By Pierre Bekker, Director at Quyn International Outsourcing
South Africa’s renewable energy build programme is visibly reshaping the country’s power grid. Wind farms rise along coastal ridges; solar plants stretch across arid plains, and battery facilities are increasingly embedded into regional networks. But infrastructure alone is not enough. The long-term success of these projects depends on something far more fundamental: people. Skills development is fast becoming the bedrock of sustainable renewable energy projects. Without deliberate investment in local capacity and structured workforce management to support it, even the most technically advanced site will struggle to deliver lasting value to investors, employers and host communities.
Remote locations, real challenges
Traditional coal and gas power stations were built near industrial centres, where skilled workers were readily available. Renewable energy projects are different. They are located where natural resources are strongest, often in remote or rural areas far from established skills bases.
This creates immediate challenges. Smaller towns may not have enough qualified electricians, engineers or construction managers to support large-scale developments. Contractors frequently need to bring in skilled professionals from urban centres. Alongside recruitment come practical considerations such as accommodation, transport, payroll administration and compliance management for a geographically dispersed workforce. While importing skills may solve short-term construction needs, it increases costs and does little to strengthen the local labour market. Over time, this model is neither efficient nor sustainable.
Why local skills development matters
When skills development is embedded into project planning from the outset, the trajectory of a renewable development programme changes. As developers define 12-to-24-month timelines, clear upskilling targets should form part of the project’s social and economic commitments. Local candidates can be identified early and enrolled in structured training programmes aligned to site requirements. Whether developing semi-skilled electricians, plant operators or junior technicians, the goal is clear: leave the community more capable than before the project began.
For employers, this reduces reliance on external contractors over time, lowers accommodation and travel costs and improves workforce stability during operations and maintenance. It also strengthens stakeholder relationships and reinforces the project’s social licence to operate.
For communities, the benefits extend beyond temporary construction roles. Workers gain recognised competencies that improve their long-term employability, either on operational sites or on future renewable projects elsewhere.
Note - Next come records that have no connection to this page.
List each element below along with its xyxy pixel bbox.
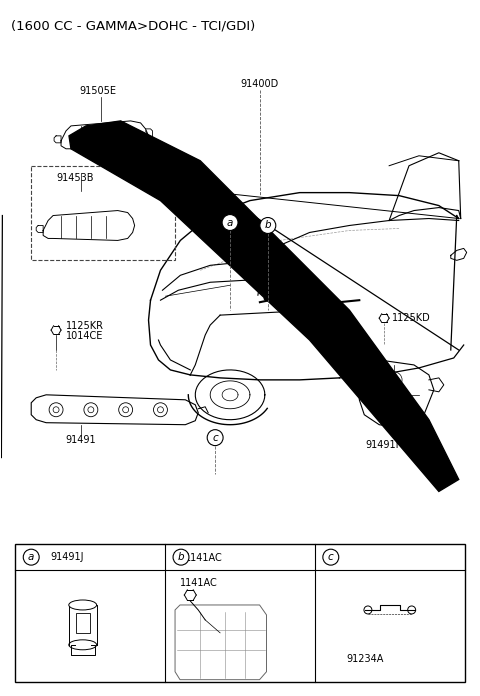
Text: 1141AC: 1141AC [180, 578, 218, 588]
Text: b: b [264, 221, 271, 230]
Text: 91491H: 91491H [365, 440, 403, 450]
Ellipse shape [69, 600, 96, 610]
Circle shape [323, 549, 339, 565]
Circle shape [173, 549, 189, 565]
Text: 1125KR: 1125KR [66, 321, 104, 331]
Bar [15, 544, 465, 681]
Text: 91453B: 91453B [56, 173, 94, 183]
Text: c: c [328, 552, 334, 562]
Text: b: b [178, 552, 184, 562]
Text: 91491J: 91491J [50, 552, 84, 562]
Text: 1014CE: 1014CE [66, 331, 103, 341]
Circle shape [23, 549, 39, 565]
Text: c: c [212, 433, 218, 443]
Text: 91234A: 91234A [346, 654, 384, 664]
Text: 1141AC: 1141AC [185, 553, 223, 563]
Bar [76, 613, 90, 633]
Text: 91400D: 91400D [240, 79, 278, 89]
Text: a: a [28, 552, 35, 562]
Text: a: a [227, 218, 233, 228]
Polygon shape [69, 121, 459, 491]
Circle shape [222, 214, 238, 230]
Text: (1600 CC - GAMMA>DOHC - TCI/GDI): (1600 CC - GAMMA>DOHC - TCI/GDI) [12, 19, 255, 32]
Text: 91491: 91491 [66, 435, 96, 445]
Circle shape [260, 218, 276, 233]
Circle shape [207, 429, 223, 445]
Text: 91505E: 91505E [79, 86, 116, 96]
Text: 1125KD: 1125KD [392, 313, 431, 323]
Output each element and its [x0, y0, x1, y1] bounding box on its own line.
The bridging role of a TES provider
This is where a Temporary Employment Services (TES) provider plays a critical role. Renewable projects require rapid mobilisation, compliance oversight and effective workforce coordination, particularly in remote areas. A TES provider acts as the bridge between contractor and community by sourcing local labour, managing recruitment processes and ensuring employment practices meet regulatory standards.
On top of administration, a TES partner can support structured upskilling initiatives by identifying suitable candidates, coordinating training programmes and tracking workforce development targets. By stepping in to manage payroll, timesheets, contracts and compliance, the TES provider removes the administrative burden from engineering teams. This allows contractors to focus on delivery while ensuring the workforce is properly supported.
In remote environments, this integrated approach is essential. It ensures workforce management is cohesive and that skills development commitments translate into measurable outcomes.
Skills portability in a project-based industry
Renewable energy is inherently project driven. Construction peaks and then tapers off, and new sites emerge in different provinces. This makes skills portability critical. Experience gained on a solar or wind project, particularly in electrical systems, commissioning or plant maintenance, is highly valuable across the expanding renewables market. As South Africa grows its clean energy capacity, experienced personnel are quickly absorbed by larger developers, while smaller contractors entering the market require workers who understand renewable installations.
Even semi-skilled employees who receive targeted training gain a competitive advantage. With structured exposure and recognised competencies, they can move between projects and regions if necessary, supporting income continuity in a cyclical industry.
Sustainable projects need sustainable skills
South Africa’s renewable energy transition is about more than megawatts. It is about economic participation, resilience and inclusive growth. When skills development is embedded into renewable projects and supported by structured workforce planning and effective TES partnerships, the benefits extend far beyond construction. Employers gain a reliable, locally anchored workforce capable of supporting operations efficiently. Employees gain portable skills that strengthen their employability. Communities gain longer-term economic upliftment rather than short-term activity.
Technology alone cannot deliver transformation. Sustainable renewable energy projects require sustainable human capital and the right workforce partners to develop and manage them. By investing deliberately in skills development and structured workforce solutions from the outset, the industry can ensure that South Africa’s energy transition is not only clean and reliable, but also inclusive and enduring.